Military officials often compare the fight against the coronavirus pandemic to a war. Asked who exactly was the enemy in the conflict, Hadar said it was “the unknown.”

“We are pushing back the fog,” he said, speaking to reporters at the Alon task force offices in the Home Front Command’s headquarters in Ramle.

Hadar said the unit was currently engaged in two simultaneous missions: conducting contact tracing with the personnel and systems currently at its disposal and building up its capabilities to their full potential by November 1.

The Israel Defense Forces’ coronavirus task force ‘Alon’ in its headquarters at the Home Front Command’s base in Ramle on September 9, 2020. (Israel Defense Forces)

In a fitting turn of events, the task force is currently operating out of what was once the Home Front Command’s simulator facility — a full building where the military would train local governments on how to respond to emergencies.

The Health Ministry and local governments are also assisting in this effort, with roughly 80 percent of the country’s municipalities employing at least some contact tracers, Hadar said.

According to Hadar, the “bottleneck” preventing an expansion of the epidemiological survey program is a shortage in the number of qualified nurses from the Health Ministry to train and supervise the military’s contact tracers.

As it is, he said, the military has already streamlined the training process down to one week and translated the originally English program into Hebrew to make it easier.

Though the military hopes to eventually be able to reach every confirmed carrier of the novel coronavirus, it is currently overwhelmed and forced to perform triage. According to Hadar, who has served in the unit almost since it was created in August, a few options were considered as a way to prioritize cases: focusing on the worst outbreaks; on areas where outbreaks were just beginning, to prevent them from getting worse; and on the most recent cases.

Israelis perform tests for the coronavirus at a Maccabi Test Center, in Ramle. October 5, 2020. (Yossi Aloni/FLASH90)

Ultimately, they settled on a “last in, first out” model, where the latest cases get contact tracing, and older cases are low priority.

“After four days or so the cases have already dispersed anyway,” Hadar said.

The contact tracers work in two eight-hour shifts, the first of which starts at about 9 a.m., with  the second ending at approximately 9 p.m. Though they operate seven days a week, they are mindful of whom they call on Shabbat, when most Jewish religiously observant people don’t answer the phone or use electricity.
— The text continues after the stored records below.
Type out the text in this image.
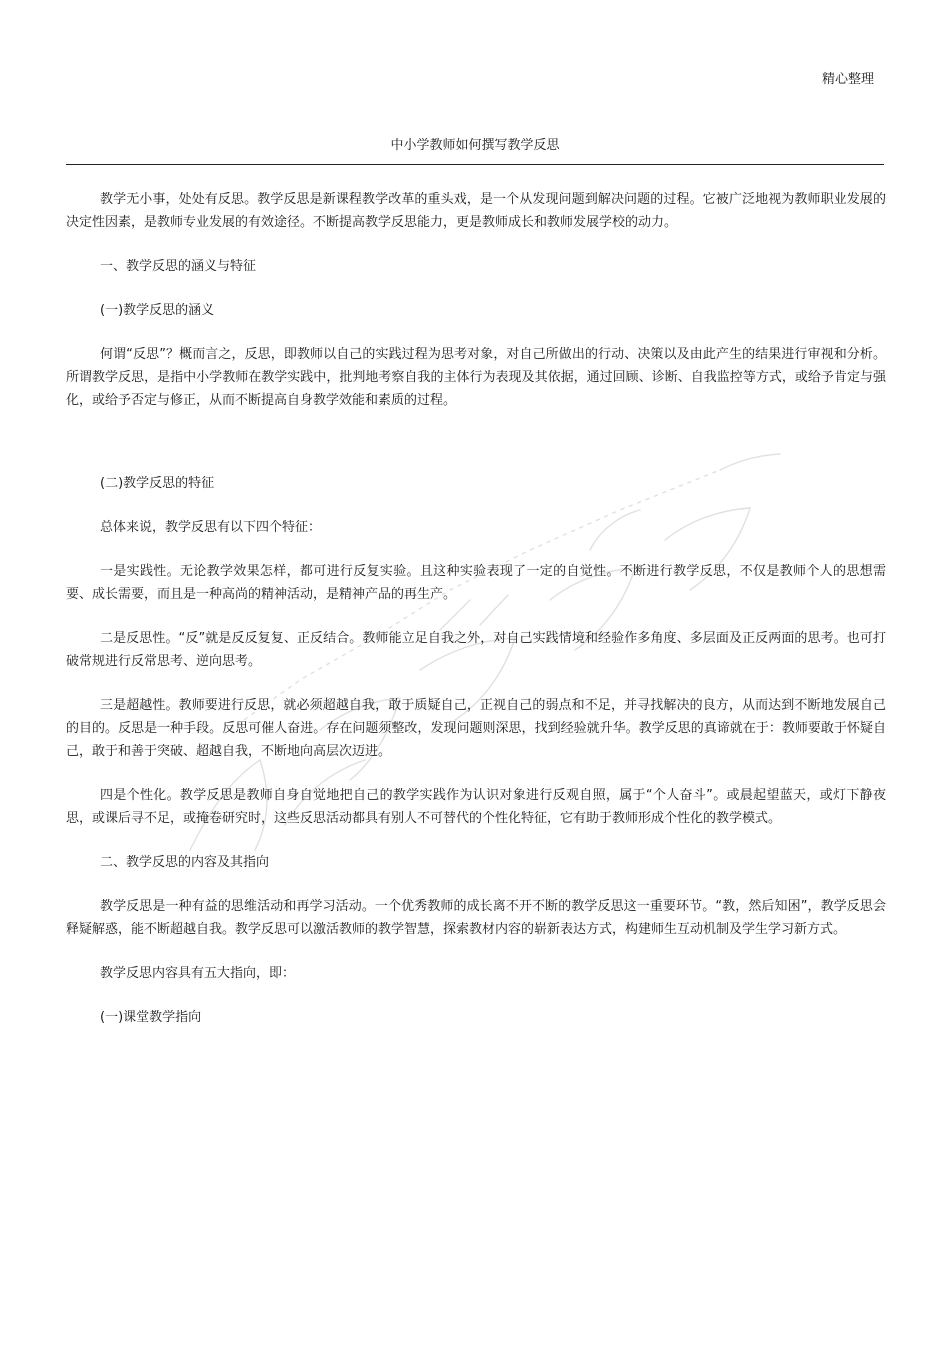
精心整理
中小学教师如何撰写教学反思

教学无小事，处处有反思。教学反思是新课程教学改革的重头戏，是一个从发现问题到解决问题的过程。它被广泛地视为教师职业发展的决定性因素，是教师专业发展的有效途径。不断提高教学反思能力，更是教师成长和教师发展学校的动力。

一、教学反思的涵义与特征

(一)教学反思的涵义

何谓“反思”？概而言之，反思，即教师以自己的实践过程为思考对象，对自己所做出的行动、决策以及由此产生的结果进行审视和分析。所谓教学反思，是指中小学教师在教学实践中，批判地考察自我的主体行为表现及其依据，通过回顾、诊断、自我监控等方式，或给予肯定与强化，或给予否定与修正，从而不断提高自身教学效能和素质的过程。

(二)教学反思的特征

总体来说，教学反思有以下四个特征：

一是实践性。无论教学效果怎样，都可进行反复实验。且这种实验表现了一定的自觉性。不断进行教学反思，不仅是教师个人的思想需要、成长需要，而且是一种高尚的精神活动，是精神产品的再生产。

二是反思性。“反”就是反反复复、正反结合。教师能立足自我之外，对自己实践情境和经验作多角度、多层面及正反两面的思考。也可打破常规进行反常思考、逆向思考。

三是超越性。教师要进行反思，就必须超越自我，敢于质疑自己，正视自己的弱点和不足，并寻找解决的良方，从而达到不断地发展自己的目的。反思是一种手段。反思可催人奋进。存在问题须整改，发现问题则深思，找到经验就升华。教学反思的真谛就在于：教师要敢于怀疑自己，敢于和善于突破、超越自我，不断地向高层次迈进。

四是个性化。教学反思是教师自身自觉地把自己的教学实践作为认识对象进行反观自照，属于“个人奋斗”。或晨起望蓝天，或灯下静夜思，或课后寻不足，或掩卷研究时，这些反思活动都具有别人不可替代的个性化特征，它有助于教师形成个性化的教学模式。

二、教学反思的内容及其指向

教学反思是一种有益的思维活动和再学习活动。一个优秀教师的成长离不开不断的教学反思这一重要环节。“教，然后知困”，教学反思会释疑解惑，能不断超越自我。教学反思可以激活教师的教学智慧，探索教材内容的崭新表达方式，构建师生互动机制及学生学习新方式。

教学反思内容具有五大指向，即：

(一)课堂教学指向
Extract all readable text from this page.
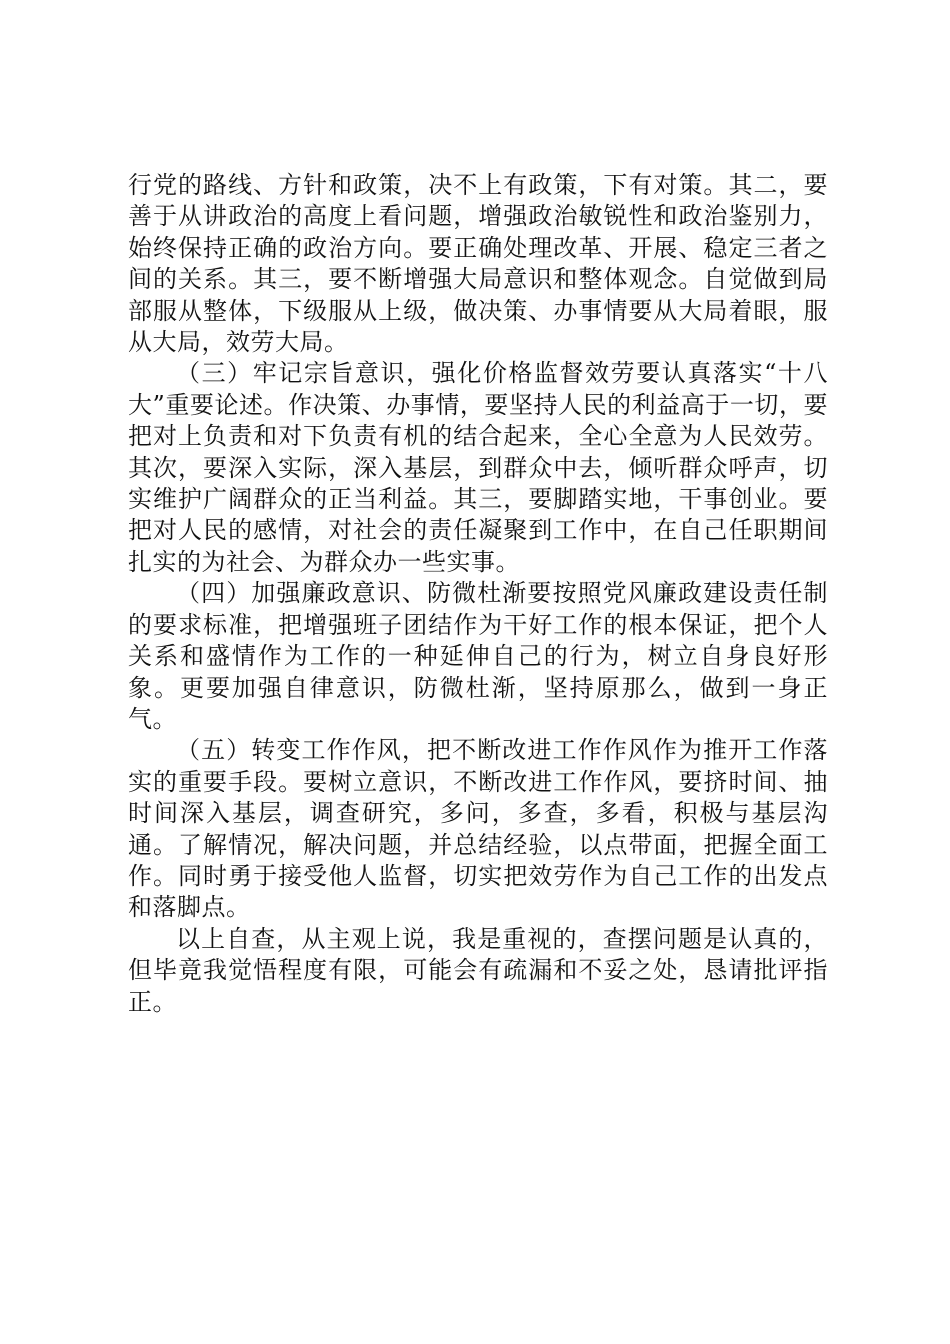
行党的路线、方针和政策，决不上有政策，下有对策。其二，要善于从讲政治的高度上看问题，增强政治敏锐性和政治鉴别力，始终保持正确的政治方向。要正确处理改革、开展、稳定三者之间的关系。其三，要不断增强大局意识和整体观念。自觉做到局部服从整体，下级服从上级，做决策、办事情要从大局着眼，服从大局，效劳大局。

（三）牢记宗旨意识，强化价格监督效劳要认真落实“十八大”重要论述。作决策、办事情，要坚持人民的利益高于一切，要把对上负责和对下负责有机的结合起来，全心全意为人民效劳。其次，要深入实际，深入基层，到群众中去，倾听群众呼声，切实维护广阔群众的正当利益。其三，要脚踏实地，干事创业。要把对人民的感情，对社会的责任凝聚到工作中，在自己任职期间扎实的为社会、为群众办一些实事。

（四）加强廉政意识、防微杜渐要按照党风廉政建设责任制的要求标准，把增强班子团结作为干好工作的根本保证，把个人关系和盛情作为工作的一种延伸自己的行为，树立自身良好形象。更要加强自律意识，防微杜渐，坚持原那么，做到一身正气。

（五）转变工作作风，把不断改进工作作风作为推开工作落实的重要手段。要树立意识，不断改进工作作风，要挤时间、抽时间深入基层，调查研究，多问，多查，多看，积极与基层沟通。了解情况，解决问题，并总结经验，以点带面，把握全面工作。同时勇于接受他人监督，切实把效劳作为自己工作的出发点和落脚点。

以上自查，从主观上说，我是重视的，查摆问题是认真的，但毕竟我觉悟程度有限，可能会有疏漏和不妥之处，恳请批评指正。
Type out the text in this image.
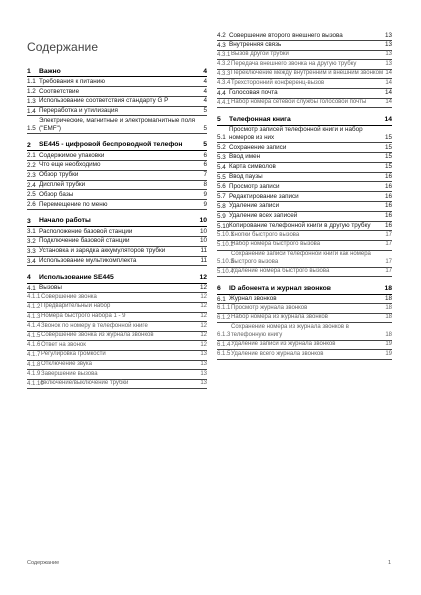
Содержание
1	Важно	4
1.1 Требования к питанию	4
1.2 Соответствие	4
1.3 Использование соответствия стандарту G P	4
1.4 Переработка и утилизация	5
1.5
Электрические, магнитные и электромагнитные поля ("EMF")	5
2	SE445 - цифровой беспроводной телефон	5
2.1 Содержимое упаковки	6
2.2 Что еще необходимо	6
2.3 Обзор трубки	7
2.4 Дисплей трубки	8
2.5 Обзор базы	9
2.6 Перемещение по меню	9
3	Начало работы	10
3.1 Расположение базовой станции	10
3.2 Подключение базовой станции	10
3.3 Установка и зарядка аккумуляторов трубки	11
3.4 Использование мультикомплекта	11
4	Использование SE445	12
4.1 Вызовы	12
4.1.1 Совершение звонка	12
4.1.2 Предварительный набор	12
4.1.3 Номера быстрого набора 1 - 9	12
4.1.4 Звонок по номеру в телефонной книге	12
4.1.5 Совершение звонка из журнала звонков	12
4.1.6 Ответ на звонок	12
4.1.7 Регулировка громкости	13
4.1.8 Отключение звука	13
4.1.9 Завершение вызова	13
4.1.10
Включение/выключение трубки	13
4.2 Совершение второго внешнего вызова	13
4.3 Внутренняя связь	13
4.3.1 Вызов другой трубки	13
4.3.2 Передача внешнего звонка на другую трубку	13
4.3.3 Переключение между внутренним и внешним звонком 14
4.3.4 Трехсторонний конференц-вызов	14
4.4 Голосовая почта	14
4.4.1 Набор номера сетевой службы голосовой почты	14
5	Телефонная книга	14
5.1
Просмотр записей телефонной книги и набор номеров из них	15
5.2 Сохранение записи	15
5.3 Ввод имен	15
5.4 Карта символов	15
5.5 Ввод паузы	16
5.6 Просмотр записи	16
5.7 Редактирование записи	16
5.8 Удаление записи	16
5.9 Удаление всех записей	16
5.10 Копирование телефонной книги в другую трубку	16
5.10.1
Кнопки быстрого вызова	17
5.10.2
Набор номера быстрого вызова	17
5.10.3
Сохранение записи телефонной книги как номера быстрого вызова	17
5.10.4
Удаление номера быстрого вызова	17
6	ID абонента и журнал звонков	18
6.1 Журнал звонков	18
6.1.1 Просмотр журнала звонков	18
6.1.2 Набор номера из журнала звонков	18
6.1.3
Сохранение номера из журнала звонков в телефонную книгу	18
6.1.4 Удаление записи из журнала звонков	19
6.1.5 Удаление всего журнала звонков	19
Содержание	1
Hadar said the unit hopes to make the effort more efficient going forward, with a more powerful data tracking system that is being designed by Military Intelligence’s famed Unit 8200. Going forward, for instance, those diagnosed with the disease will receive a text message with a questionnaire to start them thinking about where they have been and with whom they’ve been in contact before a surveyor calls them to complete the process. (According to Hadar, the questionnaire itself is insufficient. A trained person is required to ensure the accuracy of the answers.)

Even when the project is fully up and running next month, Hadar said it will be no replacement for “personal responsibility.”

“Don’t expect that the authorities will get to you because of a survey. If you hear that someone who you were close to tested positive, you have to go into quarantine in order to protect those around you. Get a referral and get tested,” he said.